Agressions en hausse

Bien qu'indubitablement coupables dans l'idée socialiste, tentons tout de même de déceler les motivations de ces mauvais citoyens qui fuient devant leurs responsabilités ...

À lire la presse récente, on a une réponse : ce serait à cause d'agressions de plus en plus fréquentes. Selon les chiffres publiés en début de ce mois par l’Observatoire pour la Sécurité des Médecins du Conseil National de l'Ordre et collectés par l’institut Ipsos, 920 déclarations d’incidents ont été envoyées en 2010 (contre 512 en 2009) par généralistes ou spécialistes pour signaler diverses formes d’agressions.

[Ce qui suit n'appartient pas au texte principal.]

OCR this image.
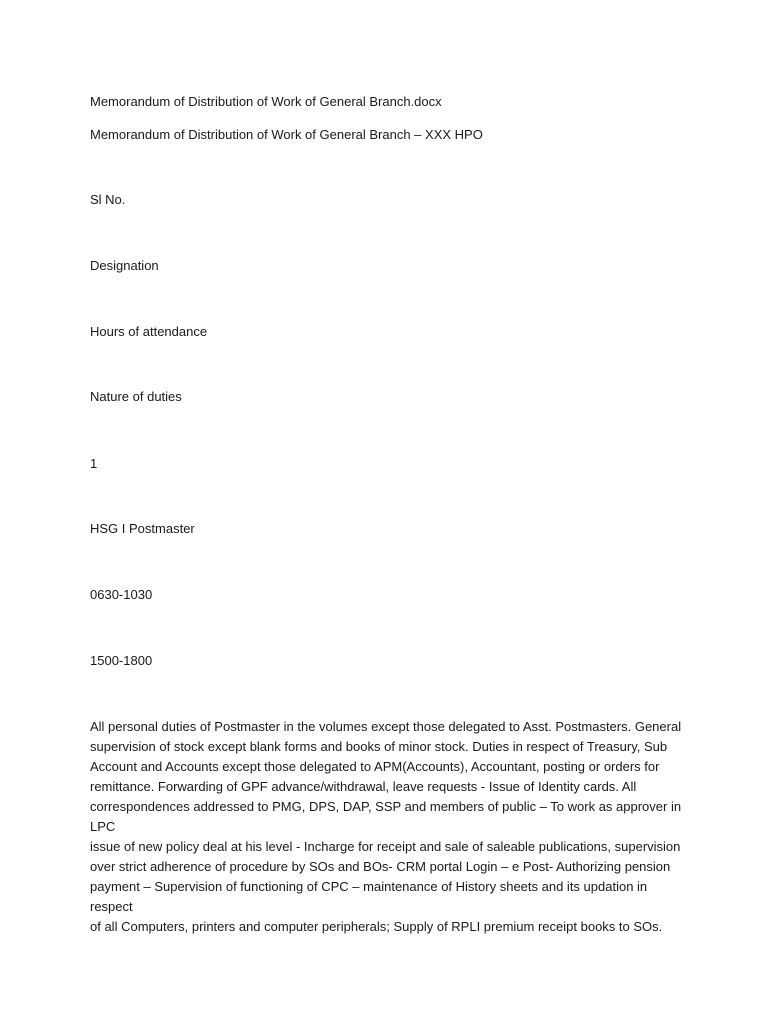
Memorandum of Distribution of Work of General Branch.docx
Memorandum of Distribution of Work of General Branch – XXX HPO
Sl No.
Designation
Hours of attendance
Nature of duties
1
HSG I Postmaster
0630-1030
1500-1800
All personal duties of Postmaster in the volumes except those delegated to Asst. Postmasters. General
supervision of stock except blank forms and books of minor stock. Duties in respect of Treasury, Sub
Account and Accounts except those delegated to APM(Accounts), Accountant, posting or orders for
remittance. Forwarding of GPF advance/withdrawal, leave requests - Issue of Identity cards. All
correspondences addressed to PMG, DPS, DAP, SSP and members of public – To work as approver in LPC
issue of new policy deal at his level - Incharge for receipt and sale of saleable publications, supervision
over strict adherence of procedure by SOs and BOs- CRM portal Login – e Post- Authorizing pension
payment – Supervision of functioning of CPC – maintenance of History sheets and its updation in respect
of all Computers, printers and computer peripherals; Supply of RPLI premium receipt books to SOs.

Douloureux hasard, ces agressions sont plus fréquentes dans les départements de Seine-Saint-Denis, du Val d'Oise, de l'Isère, du Val de Marne, du Rhône et du Nord. Zut et rezut : ce sont des départements plutôt populaires.

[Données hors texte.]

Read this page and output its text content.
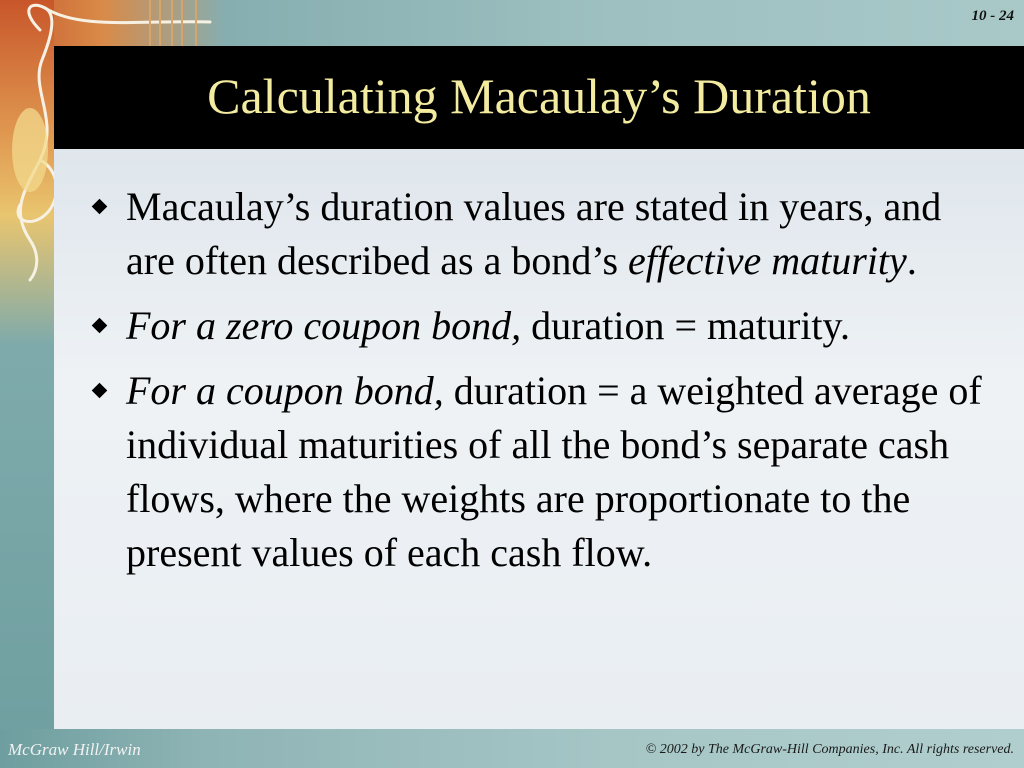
10 - 24
Calculating Macaulay’s Duration
Macaulay’s duration values are stated in years, and are often described as a bond’s effective maturity.
For a zero coupon bond, duration = maturity.
For a coupon bond, duration = a weighted average of individual maturities of all the bond’s separate cash flows, where the weights are proportionate to the present values of each cash flow.
McGraw Hill/Irwin	© 2002 by The McGraw-Hill Companies, Inc. All rights reserved.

Ceci complique un tantinet la solution proposée par Martine dans son esquisse d'essai de maquette de "programme" puisque, sachant cela, deux tendances risquent d'émerger à la suite de la mise en place de cette aimable plaisanterie.

Vocation en péril

D'une part, plus on forcera les médecins à s'installer dans des zones à risque où ils serviront de cibles à certaines activités tribales ou simplement lucratives, moins les étudiants se bousculeront dans les amphis. Si l'on ajoute à ce phénomène la fine utilisation du numerus clausus qui aide lui aussi à déconnecter encore un peu plus l'offre de soins de la demande, on sent déjà l'odeur du roussi avant même que l'idée ne se soit développée.

D'autre part, on peut aussi aboutir, en parallèle à la tendance précédente, à renforcer la sécurisation des cabinets de médecine. De la même façon que les banques se sont progressivement équipées de double-sas, de guichets et de caméras de surveillance, l'officine médicale française d'après 2012 risque fort d'offrir un aspect différent de celui qu'on connaît maintenant. Il n'y a aucun doute qu'une telle révolution va enfin permettre de remettre le patient au centre des préoccupations des médecins. Miam.

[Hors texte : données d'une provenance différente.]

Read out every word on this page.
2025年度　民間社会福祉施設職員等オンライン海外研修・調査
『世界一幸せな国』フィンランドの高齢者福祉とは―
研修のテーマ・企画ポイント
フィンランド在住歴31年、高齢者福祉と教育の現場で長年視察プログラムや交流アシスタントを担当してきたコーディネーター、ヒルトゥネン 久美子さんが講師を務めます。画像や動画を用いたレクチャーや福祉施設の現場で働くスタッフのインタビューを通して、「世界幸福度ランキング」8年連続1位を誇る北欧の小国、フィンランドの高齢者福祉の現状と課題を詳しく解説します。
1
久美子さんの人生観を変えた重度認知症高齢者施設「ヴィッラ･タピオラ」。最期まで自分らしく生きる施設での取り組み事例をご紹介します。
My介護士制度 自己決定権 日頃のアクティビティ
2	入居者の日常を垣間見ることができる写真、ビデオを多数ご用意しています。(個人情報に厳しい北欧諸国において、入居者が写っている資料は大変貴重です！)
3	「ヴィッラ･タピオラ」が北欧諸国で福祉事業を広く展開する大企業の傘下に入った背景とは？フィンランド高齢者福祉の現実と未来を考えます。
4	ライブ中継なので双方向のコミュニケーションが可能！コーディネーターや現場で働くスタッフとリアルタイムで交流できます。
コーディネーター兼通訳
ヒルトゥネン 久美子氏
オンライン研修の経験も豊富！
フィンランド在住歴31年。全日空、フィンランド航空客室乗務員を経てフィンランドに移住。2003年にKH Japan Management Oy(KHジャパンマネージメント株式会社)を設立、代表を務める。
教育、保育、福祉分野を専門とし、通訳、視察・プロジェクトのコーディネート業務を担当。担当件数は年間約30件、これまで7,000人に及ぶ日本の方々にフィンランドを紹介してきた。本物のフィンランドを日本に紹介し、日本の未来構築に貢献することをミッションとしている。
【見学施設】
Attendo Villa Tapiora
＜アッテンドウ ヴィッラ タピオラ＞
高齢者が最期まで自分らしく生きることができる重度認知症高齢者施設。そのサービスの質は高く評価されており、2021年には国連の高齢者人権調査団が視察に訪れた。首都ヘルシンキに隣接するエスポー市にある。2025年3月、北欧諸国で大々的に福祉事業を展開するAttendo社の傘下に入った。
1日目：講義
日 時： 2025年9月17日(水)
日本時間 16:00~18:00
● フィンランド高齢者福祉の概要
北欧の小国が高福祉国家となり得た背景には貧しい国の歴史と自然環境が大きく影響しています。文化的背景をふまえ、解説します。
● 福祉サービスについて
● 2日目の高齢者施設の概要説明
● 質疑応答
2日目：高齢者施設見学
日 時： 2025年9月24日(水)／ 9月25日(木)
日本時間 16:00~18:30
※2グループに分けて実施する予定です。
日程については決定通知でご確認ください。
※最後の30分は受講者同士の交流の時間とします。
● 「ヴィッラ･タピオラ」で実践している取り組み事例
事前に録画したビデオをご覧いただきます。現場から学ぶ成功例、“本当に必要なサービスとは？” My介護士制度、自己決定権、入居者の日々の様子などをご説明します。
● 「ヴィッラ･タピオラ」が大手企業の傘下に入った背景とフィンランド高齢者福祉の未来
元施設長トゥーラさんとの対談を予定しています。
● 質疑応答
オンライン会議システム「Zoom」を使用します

Tout ceci est bel et bien bon, mais à bien y réfléchir, elle est où, la vraie solution de fond au problème posé de désertification médicale ? Lorsque les rats quittent un navire, on doit d'abord s'inquiéter d'y boucher les trous ou d'y éteindre l'incendie avant de blâmer les rats de déséquilibrer l'esquif...

Encore une fois, le PS s'emploie surtout à contraindre et désigner implicitement un coupable, mais se fiche de résoudre le problème.